Scholen in het voortgezet onderwijs proberen op allerlei manieren het zittenblijven te beperken. Ze hebben namelijk twijfels over het nut van een jaar overdoen. Toch blijven er meer leerlingen zitten dan vroeger. Dat constateert de Inspectie van het Onderwijs.
Uit wetenschappelijk onderzoek blijkt veelal dat zittenblijven negatieve effecten heeft, schrijft de inspectie. Voor de leerlingen om wie het gaat is het ingrijpend om een jaar over te moeten doen. Bovendien is het voor de maatschappij een kostbare maatregel. Eigen onderzoek van de inspectie laat zien dat ook scholen twijfelen over het nut van zittenblijven. Deze maatregel zou alleen in uitzonderlijke gevallen zinvol zijn, zoals bij langdurige ziekte of een complexe thuissituatie. Toch neemt het percentage zittenblijvers in het voortgezet onderwijs toe.
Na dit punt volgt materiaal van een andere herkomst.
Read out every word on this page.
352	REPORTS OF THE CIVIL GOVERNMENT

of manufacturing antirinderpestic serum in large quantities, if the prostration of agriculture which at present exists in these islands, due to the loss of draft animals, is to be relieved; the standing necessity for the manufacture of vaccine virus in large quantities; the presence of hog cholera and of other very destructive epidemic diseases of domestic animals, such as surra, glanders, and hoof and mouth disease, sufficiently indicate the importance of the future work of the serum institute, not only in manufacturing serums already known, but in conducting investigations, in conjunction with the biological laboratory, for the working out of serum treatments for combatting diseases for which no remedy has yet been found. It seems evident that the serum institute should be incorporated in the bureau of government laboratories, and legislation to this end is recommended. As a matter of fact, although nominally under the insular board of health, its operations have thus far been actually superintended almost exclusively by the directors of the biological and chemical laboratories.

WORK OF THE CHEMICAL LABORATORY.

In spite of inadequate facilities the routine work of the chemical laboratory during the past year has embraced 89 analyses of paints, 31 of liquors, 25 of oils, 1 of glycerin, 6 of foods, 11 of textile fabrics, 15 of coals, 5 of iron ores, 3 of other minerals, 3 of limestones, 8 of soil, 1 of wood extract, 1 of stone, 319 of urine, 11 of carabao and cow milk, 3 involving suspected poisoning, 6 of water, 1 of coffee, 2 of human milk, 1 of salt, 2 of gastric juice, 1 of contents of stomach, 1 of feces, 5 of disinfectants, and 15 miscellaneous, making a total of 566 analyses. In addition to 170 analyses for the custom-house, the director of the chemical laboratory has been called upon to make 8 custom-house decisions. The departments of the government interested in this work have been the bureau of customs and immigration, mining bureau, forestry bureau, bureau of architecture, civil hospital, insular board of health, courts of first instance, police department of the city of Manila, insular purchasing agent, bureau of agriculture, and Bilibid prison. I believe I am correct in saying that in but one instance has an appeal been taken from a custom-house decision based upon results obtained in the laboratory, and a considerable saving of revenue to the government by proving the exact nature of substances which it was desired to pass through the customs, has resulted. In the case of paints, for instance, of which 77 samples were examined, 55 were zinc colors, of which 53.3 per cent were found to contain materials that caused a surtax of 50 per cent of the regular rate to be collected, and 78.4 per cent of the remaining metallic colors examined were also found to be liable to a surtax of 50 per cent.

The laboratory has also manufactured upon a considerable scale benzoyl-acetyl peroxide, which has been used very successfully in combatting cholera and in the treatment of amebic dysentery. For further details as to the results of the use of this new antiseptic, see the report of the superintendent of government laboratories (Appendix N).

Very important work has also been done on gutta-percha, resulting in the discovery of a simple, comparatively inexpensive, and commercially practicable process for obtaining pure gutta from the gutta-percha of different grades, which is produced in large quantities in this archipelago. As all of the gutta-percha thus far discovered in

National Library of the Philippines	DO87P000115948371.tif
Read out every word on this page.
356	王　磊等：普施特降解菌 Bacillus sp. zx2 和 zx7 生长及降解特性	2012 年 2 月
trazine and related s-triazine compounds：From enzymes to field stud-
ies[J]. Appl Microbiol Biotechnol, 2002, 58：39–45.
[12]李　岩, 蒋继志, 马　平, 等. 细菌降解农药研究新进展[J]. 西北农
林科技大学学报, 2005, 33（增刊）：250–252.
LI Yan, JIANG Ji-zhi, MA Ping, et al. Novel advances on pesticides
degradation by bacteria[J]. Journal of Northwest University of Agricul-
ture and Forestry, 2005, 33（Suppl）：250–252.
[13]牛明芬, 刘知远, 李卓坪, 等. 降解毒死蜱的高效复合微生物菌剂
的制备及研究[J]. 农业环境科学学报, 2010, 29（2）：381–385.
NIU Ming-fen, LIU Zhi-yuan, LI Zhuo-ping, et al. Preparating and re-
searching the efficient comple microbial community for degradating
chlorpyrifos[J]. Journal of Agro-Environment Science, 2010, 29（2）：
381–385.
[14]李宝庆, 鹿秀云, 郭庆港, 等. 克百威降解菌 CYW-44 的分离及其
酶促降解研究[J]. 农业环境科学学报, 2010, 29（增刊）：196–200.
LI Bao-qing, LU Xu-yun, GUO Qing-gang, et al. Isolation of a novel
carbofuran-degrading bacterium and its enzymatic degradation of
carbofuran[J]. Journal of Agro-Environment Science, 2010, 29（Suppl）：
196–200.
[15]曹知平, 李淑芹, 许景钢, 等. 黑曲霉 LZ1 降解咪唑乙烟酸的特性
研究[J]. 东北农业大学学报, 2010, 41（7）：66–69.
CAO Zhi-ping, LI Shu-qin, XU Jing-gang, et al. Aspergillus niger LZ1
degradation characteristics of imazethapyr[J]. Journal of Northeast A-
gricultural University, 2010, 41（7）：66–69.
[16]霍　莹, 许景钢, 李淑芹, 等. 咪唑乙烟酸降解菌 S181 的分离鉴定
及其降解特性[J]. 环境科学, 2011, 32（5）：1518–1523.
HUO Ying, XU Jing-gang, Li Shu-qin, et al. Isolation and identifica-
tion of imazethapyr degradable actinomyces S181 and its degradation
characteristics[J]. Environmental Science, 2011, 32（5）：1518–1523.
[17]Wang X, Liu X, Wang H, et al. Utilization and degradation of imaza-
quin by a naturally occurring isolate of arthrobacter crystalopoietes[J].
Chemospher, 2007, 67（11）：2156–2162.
De inspectie schrijft dat onderzochte scholen het zittenblijven proberen te beperken door de ontwikkeling van leerlingen goed te volgen en bij achterstanden in te grijpen. Daarnaast hanteren veel scholen in de onderbouw het kansrijk bevorderen: ook leerlingen over wie twijfels bestaan, mogen over naar de volgende klas. Maar in de bovenbouw, wanneer het eindexamen in beeld komt, grijpen scholen terug op de klassieke overgangsnormen. Daardoor blijven leerlingen vaker zitten.
Aanbevelingen
Volgens de onderzoekers bestaan er grote verschillen in de betrokkenheid van docenten tijdens overgangsvergaderingen. Het risico bestaat dat bij twijfelgevallen niet-relevante zaken de doorslag kunnen geven. De inspectie concludeert dat het van belang is dat scholen zorgen voor een zuiver en eenduidig besluitvormingsproces en zich daaraan houden. Daarnaast pleit de inspectie ervoor dat besturen en scholen gericht de effectiviteit onderzoeken van de interventies die zij inzetten om zittenblijven te beperken.